На вид ей было примерно лет тринадцать. Ее большие любознательные глаза смело встретились с моим взглядом. Девочка носила юбку, ниспадавшую до пола, верхнее одеяние без рукавов и шарф через плечо. Все было серого цвета. Лицо ее тоже отливало серым, прямо – оживший карандашный рисунок.
Перед тем как заговорить, я сделала осторожный вдох:
– Где я?
Она наклонилась ко мне.
– Ты меня видишь?
Я промолчала.
В клубящемся облаке я не видела ничего, только ее.

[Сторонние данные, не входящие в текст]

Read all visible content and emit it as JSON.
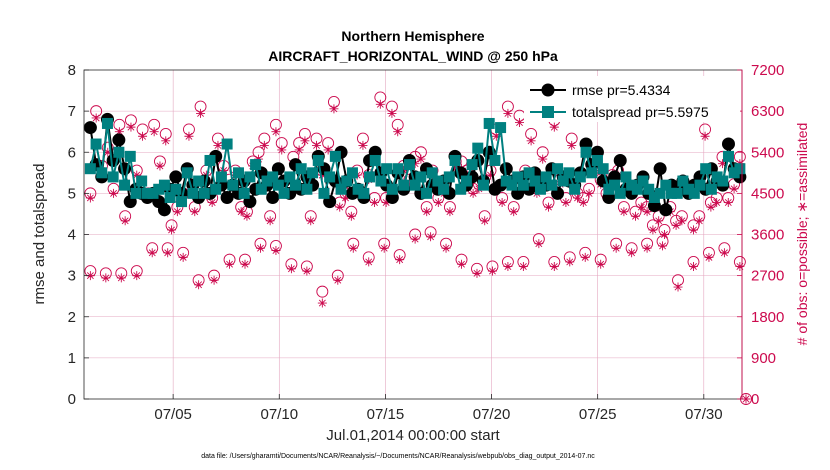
{
  "chart_data": {
    "type": "line",
    "title_line1": "Northern Hemisphere",
    "title_line2": "AIRCRAFT_HORIZONTAL_WIND @ 250 hPa",
    "xlabel": "Jul.01,2014 00:00:00 start",
    "ylabel_left": "rmse and totalspread",
    "ylabel_right": "# of obs: o=possible; ∗=assimilated",
    "footer": "data file: /Users/gharamti/Documents/NCAR/Reanalysis/~/Documents/NCAR/Reanalysis/webpub/obs_diag_output_2014-07.nc",
    "xlim": [
      0.8,
      31.8
    ],
    "ylim_left": [
      0,
      8
    ],
    "ylim_right": [
      0,
      7200
    ],
    "x_ticks": [
      {
        "x": 5,
        "label": "07/05"
      },
      {
        "x": 10,
        "label": "07/10"
      },
      {
        "x": 15,
        "label": "07/15"
      },
      {
        "x": 20,
        "label": "07/20"
      },
      {
        "x": 25,
        "label": "07/25"
      },
      {
        "x": 30,
        "label": "07/30"
      }
    ],
    "y_ticks_left": [
      "0",
      "1",
      "2",
      "3",
      "4",
      "5",
      "6",
      "7",
      "8"
    ],
    "y_ticks_right": [
      "0",
      "900",
      "1800",
      "2700",
      "3600",
      "4500",
      "5400",
      "6300",
      "7200"
    ],
    "legend": [
      {
        "name": "rmse pr=5.4334",
        "color": "#000000"
      },
      {
        "name": "totalspread pr=5.5975",
        "color": "#008080"
      }
    ],
    "colors": {
      "rmse": "#000000",
      "spread": "#008080",
      "obs": "#cc0a4e",
      "grid": "#e4a7c0"
    },
    "series": [
      {
        "name": "rmse",
        "values": [
          6.6,
          5.7,
          5.4,
          6.8,
          5.8,
          6.3,
          5.6,
          4.8,
          5.1,
          5.0,
          4.9,
          5.0,
          4.8,
          4.6,
          5.1,
          5.4,
          5.0,
          5.6,
          5.2,
          4.9,
          5.3,
          5.0,
          5.9,
          5.2,
          4.9,
          5.2,
          5.0,
          5.3,
          4.8,
          5.1,
          5.5,
          5.2,
          4.9,
          5.6,
          5.3,
          5.0,
          5.7,
          5.1,
          5.4,
          5.2,
          5.9,
          5.6,
          4.8,
          5.3,
          6.0,
          5.3,
          5.0,
          5.1,
          4.9,
          5.8,
          6.0,
          5.5,
          5.2,
          4.9,
          5.5,
          5.1,
          5.8,
          5.4,
          5.0,
          5.6,
          5.2,
          5.1,
          5.3,
          5.0,
          5.9,
          5.5,
          5.2,
          5.4,
          5.8,
          5.3,
          6.0,
          5.1,
          5.2,
          5.6,
          5.3,
          5.0,
          5.4,
          5.1,
          5.5,
          5.3,
          5.2,
          5.6,
          5.0,
          5.4,
          5.3,
          5.2,
          5.5,
          6.2,
          5.7,
          6.0,
          5.3,
          4.9,
          5.4,
          5.8,
          5.1,
          5.0,
          5.2,
          5.4,
          5.0,
          4.7,
          5.6,
          4.6,
          5.2,
          5.1,
          5.3,
          5.0,
          5.2,
          5.4,
          5.1,
          5.6,
          5.3,
          5.2,
          6.2,
          5.6,
          5.4
        ]
      },
      {
        "name": "totalspread",
        "values": [
          5.6,
          6.2,
          5.5,
          6.7,
          5.4,
          6.0,
          5.2,
          5.9,
          5.0,
          5.3,
          5.0,
          5.0,
          5.1,
          5.2,
          4.9,
          5.1,
          4.8,
          5.5,
          5.0,
          5.3,
          5.0,
          5.8,
          5.1,
          5.4,
          6.2,
          5.2,
          5.5,
          5.0,
          5.4,
          5.7,
          5.1,
          5.3,
          5.4,
          5.2,
          5.0,
          5.4,
          5.2,
          5.6,
          5.1,
          5.5,
          5.8,
          5.0,
          5.4,
          5.9,
          5.1,
          5.3,
          5.5,
          5.1,
          5.0,
          5.4,
          5.8,
          5.3,
          5.6,
          5.1,
          5.6,
          5.2,
          5.7,
          5.2,
          5.4,
          5.0,
          5.5,
          5.3,
          5.1,
          5.4,
          5.8,
          5.1,
          5.3,
          5.7,
          6.1,
          5.2,
          6.7,
          5.8,
          6.6,
          5.3,
          5.2,
          5.4,
          5.2,
          5.5,
          5.3,
          5.1,
          5.4,
          5.2,
          5.6,
          5.3,
          5.5,
          5.1,
          5.4,
          6.0,
          5.5,
          5.8,
          5.6,
          5.1,
          5.2,
          5.0,
          5.4,
          5.2,
          5.1,
          5.3,
          5.1,
          4.9,
          5.0,
          5.2,
          5.0,
          5.0,
          5.3,
          5.1,
          5.0,
          5.2,
          5.6,
          5.1,
          5.4,
          5.3,
          5.9,
          5.5,
          5.6
        ]
      },
      {
        "name": "obs_possible_day",
        "values": [
          4500,
          6300,
          5100,
          5500,
          4600,
          6000,
          4000,
          6100,
          5000,
          5900,
          4500,
          6000,
          5200,
          5800,
          3800,
          4200,
          4500,
          5900,
          4200,
          6400,
          5000,
          4400,
          5700,
          5100,
          4800,
          5000,
          4200,
          4100,
          5200,
          5400,
          5700,
          4000,
          6000,
          5600,
          4600,
          5300,
          5600,
          5800,
          4000,
          5700,
          5000,
          5600,
          6500,
          4300,
          4500,
          4100,
          5000,
          5700,
          4900,
          4400,
          6600,
          4400,
          6400,
          6000,
          5100,
          4800,
          5300,
          5400,
          4200,
          5000,
          4400,
          4600,
          4200,
          5200,
          5200,
          5000,
          4600,
          4700,
          4000,
          5000,
          5900,
          4400,
          6400,
          4200,
          6200,
          5000,
          5800,
          4600,
          5400,
          4300,
          6100,
          4800,
          4400,
          5700,
          4500,
          4400,
          4600,
          5100,
          4800,
          4500,
          4900,
          5000,
          4200,
          4600,
          4100,
          4300,
          4200,
          3800,
          4000,
          3700,
          4200,
          3900,
          4000,
          6400,
          3800,
          4000,
          5900,
          4300,
          4400,
          5300,
          4400,
          4700,
          5300
        ]
      },
      {
        "name": "obs_possible_night",
        "values": [
          2800,
          2750,
          2750,
          2800,
          3300,
          3300,
          3200,
          2600,
          2700,
          3050,
          3050,
          3400,
          3350,
          2950,
          2900,
          2350,
          2700,
          3400,
          3100,
          3400,
          3150,
          3600,
          3650,
          3400,
          3050,
          2850,
          2900,
          3000,
          3000,
          3500,
          3000,
          3100,
          3200,
          3050,
          3400,
          3300,
          3400,
          3450,
          2600,
          3000,
          3200,
          3300,
          3000
        ]
      },
      {
        "name": "obs_assimilated_day",
        "values": [
          4400,
          6150,
          5000,
          5400,
          4500,
          5850,
          3900,
          5950,
          4900,
          5750,
          4400,
          5850,
          5100,
          5650,
          3700,
          4100,
          4400,
          5750,
          4100,
          6250,
          4900,
          4300,
          5550,
          5000,
          4700,
          4900,
          4100,
          4000,
          5100,
          5250,
          5550,
          3900,
          5850,
          5450,
          4500,
          5150,
          5450,
          5650,
          3900,
          5550,
          4900,
          5450,
          6350,
          4200,
          4400,
          4000,
          4900,
          5550,
          4800,
          4300,
          6450,
          4300,
          6250,
          5850,
          5000,
          4700,
          5150,
          5250,
          4100,
          4900,
          4300,
          4500,
          4100,
          5050,
          5050,
          4900,
          4500,
          4600,
          3900,
          4900,
          5750,
          4300,
          6250,
          4100,
          6050,
          4900,
          5650,
          4500,
          5250,
          4200,
          5950,
          4700,
          4300,
          5550,
          4400,
          4300,
          4500,
          5000,
          4700,
          4400,
          4800,
          4900,
          4100,
          4500,
          4000,
          4200,
          4100,
          3700,
          3900,
          3600,
          4100,
          3800,
          3900,
          6250,
          3700,
          3900,
          5750,
          4200,
          4300,
          5150,
          4300,
          4600,
          5150
        ]
      },
      {
        "name": "obs_assimilated_night",
        "values": [
          2700,
          2650,
          2650,
          2700,
          3200,
          3200,
          3100,
          2500,
          2600,
          2950,
          2950,
          3300,
          3250,
          2850,
          2800,
          2100,
          2600,
          3300,
          3000,
          3300,
          3050,
          3500,
          3550,
          3300,
          2950,
          2750,
          2800,
          2900,
          2900,
          3400,
          2900,
          3000,
          3100,
          2950,
          3300,
          3200,
          3300,
          3350,
          2450,
          2900,
          3100,
          3200,
          2900
        ]
      }
    ]
  }
}
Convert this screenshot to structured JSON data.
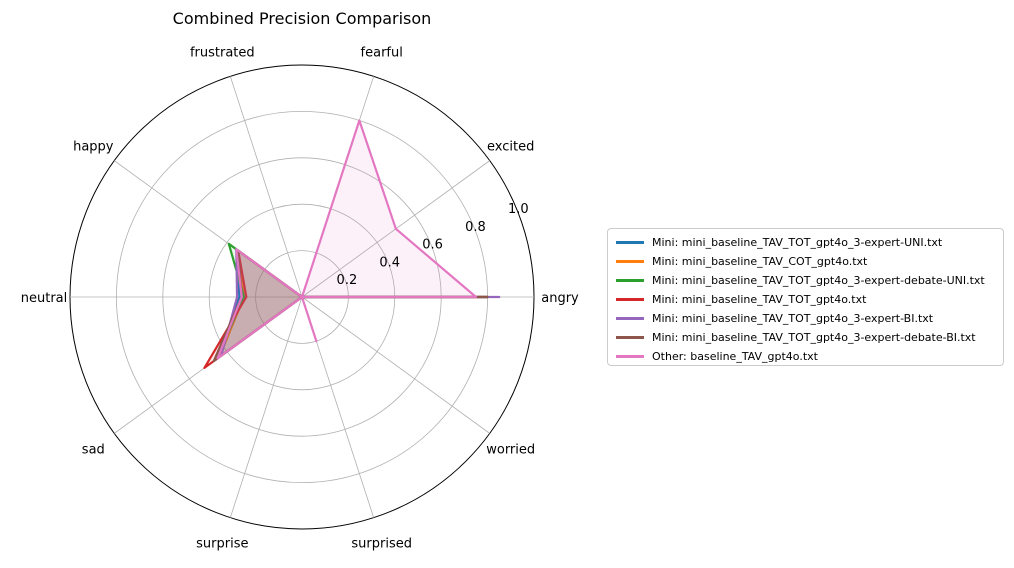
{
  "chart_data": {
    "type": "radar",
    "title": "Combined Precision Comparison",
    "categories": [
      "angry",
      "excited",
      "fearful",
      "frustrated",
      "happy",
      "neutral",
      "sad",
      "surprise",
      "surprised",
      "worried"
    ],
    "r_ticks": [
      "0.2",
      "0.4",
      "0.6",
      "0.8",
      "1.0"
    ],
    "r_tick_values": [
      0.2,
      0.4,
      0.6,
      0.8,
      1.0
    ],
    "rlim": [
      0,
      1.0
    ],
    "grid": true,
    "legend_position": "right",
    "series": [
      {
        "name": "Mini: mini_baseline_TAV_TOT_gpt4o_3-expert-UNI.txt",
        "color": "#1f77b4",
        "values": [
          0.8,
          0.0,
          0.0,
          0.0,
          0.35,
          0.27,
          0.45,
          0.0,
          0.0,
          0.0
        ]
      },
      {
        "name": "Mini: mini_baseline_TAV_COT_gpt4o.txt",
        "color": "#ff7f0e",
        "values": [
          0.8,
          0.0,
          0.0,
          0.0,
          0.34,
          0.25,
          0.44,
          0.0,
          0.0,
          0.0
        ]
      },
      {
        "name": "Mini: mini_baseline_TAV_TOT_gpt4o_3-expert-debate-UNI.txt",
        "color": "#2ca02c",
        "values": [
          0.8,
          0.0,
          0.0,
          0.0,
          0.39,
          0.25,
          0.46,
          0.0,
          0.0,
          0.0
        ]
      },
      {
        "name": "Mini: mini_baseline_TAV_TOT_gpt4o.txt",
        "color": "#d62728",
        "values": [
          0.8,
          0.0,
          0.0,
          0.0,
          0.34,
          0.24,
          0.52,
          0.0,
          0.0,
          0.0
        ]
      },
      {
        "name": "Mini: mini_baseline_TAV_TOT_gpt4o_3-expert-BI.txt",
        "color": "#9467bd",
        "values": [
          0.85,
          0.0,
          0.0,
          0.0,
          0.35,
          0.28,
          0.43,
          0.0,
          0.0,
          0.0
        ]
      },
      {
        "name": "Mini: mini_baseline_TAV_TOT_gpt4o_3-expert-debate-BI.txt",
        "color": "#8c564b",
        "values": [
          0.8,
          0.0,
          0.0,
          0.0,
          0.34,
          0.26,
          0.47,
          0.0,
          0.0,
          0.0
        ]
      },
      {
        "name": "Other: baseline_TAV_gpt4o.txt",
        "color": "#e377c2",
        "values": [
          0.75,
          0.5,
          0.8,
          0.0,
          0.35,
          0.26,
          0.45,
          0.0,
          0.2,
          0.0
        ]
      }
    ]
  }
}
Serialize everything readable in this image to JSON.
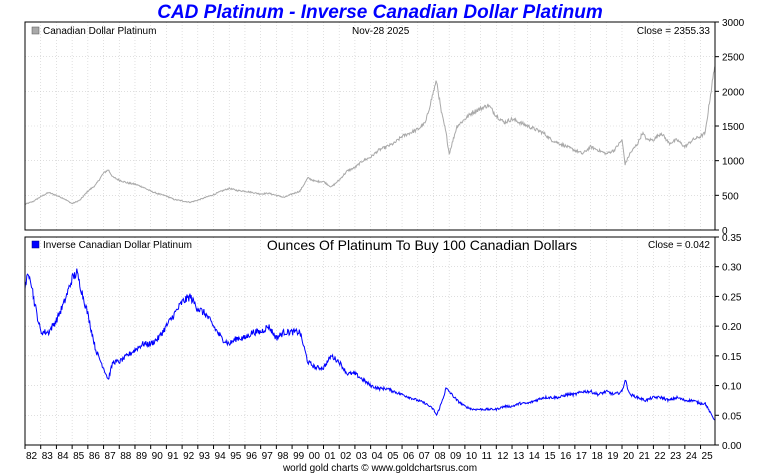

– Ты пересекла грань между жизнью и смертью, – произнесла девочка, шагнув чуть ближе. Ее взгляд упал на мой лоб. – У тебя до сих пор идет кровь.
Мои пальцы прикоснулись к бровям.
– Я ударилась головой.
– Значит, тогда ты притворилась мертвой. Умно. – Девочка разговаривала с акцентом, который мне сперва не удавалось опознать. И хотя я понимала ее слова, ее речь вообще не имела никакого смысла. – Ты светишься. Нашла дорогу сюда силой мысли, да?
– Сюда? Где я?
Она нахмурилась.
– Может, в конце концов, не такая ты и умная. Милая, ты находишься в загробном мире.
На мгновение мне почудилось, что я опять падаю в бездну. Далекий рокот усиливался.
– Хочешь сказать я… умерла?
Она снова уставилась на мой лоб.
– У мертвецов не течет кровь.
Я моргнула, растерявшись.
– Все очень просто, – тихо произнесла она, будто разговаривала с маленьким ребенком. – Ты нашла дорогу сюда силой воли. Мой брат – такой же, как ты.